How could anyone want to keep going, to feel any relish for life, when after years and years of struggling to do reasonably well everything blew apart again and hurled you back four decades into helplessness? How could anyone be “entertaining” when their life was unravelling like a sweater, when they were trying frantically to grab on to  a greasy pole, when some hideous beanstalk or poison tree had suddenly thrust up out of nowhere to blow all order and sanity apart?

 

The most important part of the suicide thing, and the place where nearly everyone falls down, is not letting anyone find you. DON’T do a Marilyn Monroe and get on the phone. DON’T call 9-1-1 because 9-1-1 doesn’t rescue useless pieces of shit that want to die anyway. Sylvia Plath set it up so that someone would find her, but oopsy, doopsy, this was a person who wasn’t very punctual, and on that particular day she was tardy enough to cause Sylvia Plath’s death at 30. Or at least, to not prevent it. Everyone dies anyway.

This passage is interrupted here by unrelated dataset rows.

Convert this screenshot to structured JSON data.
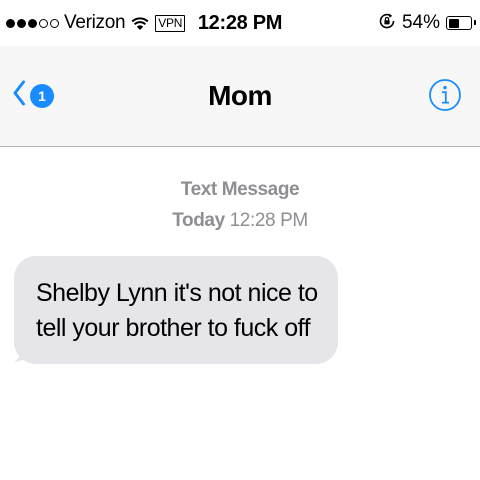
{
  "status_bar": {
    "carrier": "Verizon",
    "vpn": "VPN",
    "time": "12:28 PM",
    "battery_percent": "54%",
    "battery_level": 0.54,
    "signal_bars_filled": 3,
    "signal_bars_total": 5
  },
  "nav": {
    "back_badge": "1",
    "title": "Mom"
  },
  "conversation": {
    "message_type": "Text Message",
    "date_day": "Today",
    "date_time": "12:28 PM",
    "messages": [
      {
        "direction": "incoming",
        "text": "Shelby Lynn it's not nice to tell your brother to fuck off"
      }
    ]
  },
  "colors": {
    "accent": "#1a8cff",
    "bubble_incoming": "#e5e5ea",
    "meta_gray": "#8e8e93"
  },
  "icons": {
    "back": "chevron-left-icon",
    "info": "info-icon",
    "wifi": "wifi-icon",
    "rotation_lock": "rotation-lock-icon",
    "battery": "battery-icon"
  }
}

Lots of people die catastrophically every day, accidents, poison, murder. Some die in the womb. We all get erased, then the timer is reset to before we even came on the scene. Click! Isn’t this just speeding it up a little?
 

 

But she doesn’t, not on that particular day anyway, because even though she ceased to believe in a benevolent God a long time ago, she has still not completely dispensed with the fear that there is a hell, that she won’t escape herself at all, that she will be pinned, doomed to drink her own poison for all eternity. Or perhaps watch her family howl and scream with rage: “How could she do this to me?”